Les systèmes éducatifs ne tiennent souvent pas compte des divers besoins des apprenants.

Seuls 41 pays dans le monde reconnaissent officiellement la langue des signes et, dans le monde, les écoles sont plus désireuses d’avoir accès à Internet que de répondre aux besoins des apprenants handicapés. Les filles ont besoin d’eau, de services d’assainissement et d’hygiène pour continuer à fréquenter les cours pendant les règles, mais quelque 335 millions de filles fréquentent des écoles qui n’en ont pas.

Pour refléter les divers besoins des apprenants, les manuels et les programmes doivent être inclusifs, mais nombre d’entre eux sont encore marqués par omission ou fausse représentation. Les filles et les femmes ne représentaient que 44% des références dans les manuels de langue anglaise du secondaire en Malaisie et en Indonésie, 37% au Bangladesh et 24% dans la province du Punjab au Pakistan. Les programmes d’études de 23 des 49 pays européens ne traitent pas des questions d’orientation sexuelle, d’identité de genre et d’expression.

L’évolution vers une éducation inclusive peut être coûteuse, mais il existe de nombreuses méthodes d’enseignement qui peuvent être appliquées gratuitement pour que les enfants se sentent plus désirés à l’école. Les enseignants ont besoin et veulent une formation sur l’inclusion, que moins d’un enseignant du primaire sur 10 dans 10 pays francophones d’Afrique subsaharienne a déclaré avoir reçue.

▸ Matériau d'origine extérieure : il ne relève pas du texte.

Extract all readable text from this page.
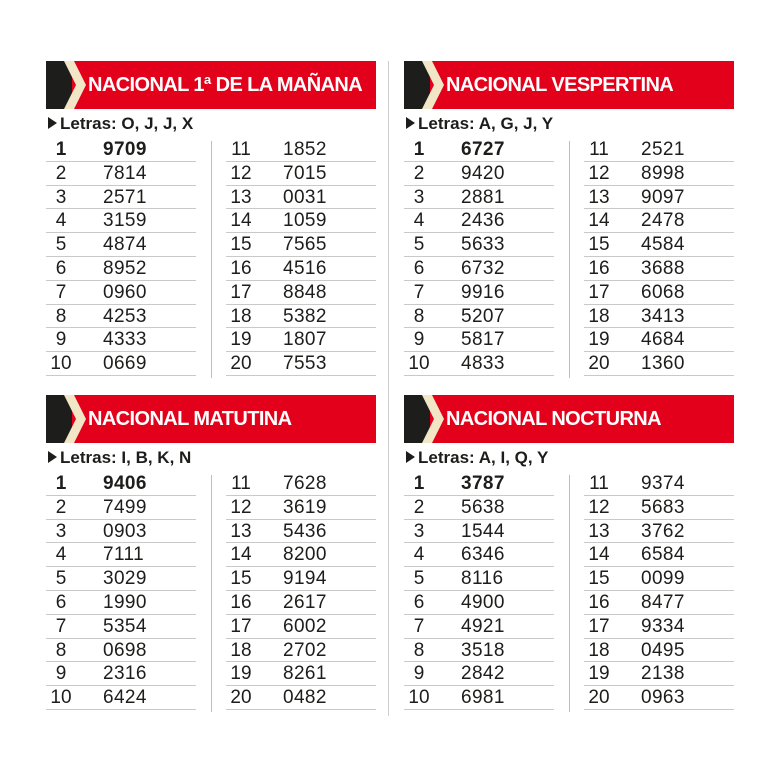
NACIONAL 1ª DE LA MAÑANA
Letras: O, J, J, X
1	9709
2	7814
3	2571
4	3159
5	4874
6	8952
7	0960
8	4253
9	4333
10 0669
11 1852
12 7015
13 0031
14 1059
15 7565
16 4516
17 8848
18 5382
19 1807
20 7553
NACIONAL VESPERTINA
Letras: A, G, J, Y
1	6727
2	9420
3	2881
4	2436
5	5633
6	6732
7	9916
8	5207
9	5817
10 4833
11 2521
12 8998
13 9097
14 2478
15 4584
16 3688
17 6068
18 3413
19 4684
20 1360
NACIONAL MATUTINA
Letras: I, B, K, N
1	9406
2	7499
3	0903
4	7111
5	3029
6	1990
7	5354
8	0698
9	2316
10 6424
11 7628
12 3619
13 5436
14 8200
15 9194
16 2617
17 6002
18 2702
19 8261
20 0482
NACIONAL NOCTURNA
Letras: A, I, Q, Y
1	3787
2	5638
3	1544
4	6346
5	8116
6	4900
7	4921
8	3518
9	2842
10 6981
11 9374
12 5683
13 3762
14 6584
15 0099
16 8477
17 9334
18 0495
19 2138
20 0963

Un quart des enseignants de 48 pays ont indiqué qu’ils souhaitaient davantage de formation sur l’enseignement aux élèves ayant des besoins spéciaux.

Des signes de progrès vers l’inclusion.

De nombreux pays se préoccupent pourtant de répondre aux différents besoins des apprenants, le rapport souligne : l’État d’Odisha en Inde, par exemple, utilise 21 langues tribales dans ses salles de classe, le Kenya a adapté l’enseignement au calendrier nomade et, en Australie, les programmes de 19% des élèves ont été ajustés par les enseignants afin que leurs résultats attendus puissent correspondre aux besoins des élèves.

En conclusion du rapport GEM 2020 : 10 recommandations

Les 10 recommandations visent les causes profondes des obstacles et le large éventail des questions liées à l’inclusion qui menacent les chances du monde d’atteindre les objectifs 2030.

  1. Élargir la compréhension de l’éducation inclusive : elle doit inclure tous les apprenants, indépendamment de leur identité, de leur origine ou de leurs capacités.
  2. Cibler les financements sur les laissés-pour-compte : il n’y a pas d’inclusion quand des millions d’individus n’ont pas accès à l’éducation.
  3. Partager l’expertise et les ressources : c’est le seul moyen de favoriser la transition vers l’inclusion.
  4. Engager une consultation significative avec les communautés et les parents : l’inclusion ne peut être imposée d’en haut.
  5. Assurer la coopération entre les ministères, les secteurs et les niveaux de gouvernement : l’inclusion éducative n’est qu’un sous-ensemble de l’inclusion sociale.
  6. Donner aux acteurs non gouvernementaux un espace pour contester et combler les lacunes : il faut veiller toutefois à ce qu’ils travaillent dans le même but d’inclusion.
  7. Appliquer une conception universelle : veiller à ce que les systèmes inclusifs réalisent le potentiel de chaque apprenant.
  8. Préparer, autonomiser et motiver le personnel éducatif : tous les enseignants doivent être préparés à enseigner à tous les élèves.
  9. Collecter des données sur et pour l’inclusion en faisant preuve d’attention et de respect : éviter les étiquetages stigmatisant.
  10. Apprendre de ses pairs : le passage à l’inclusion n’est pas chose facile.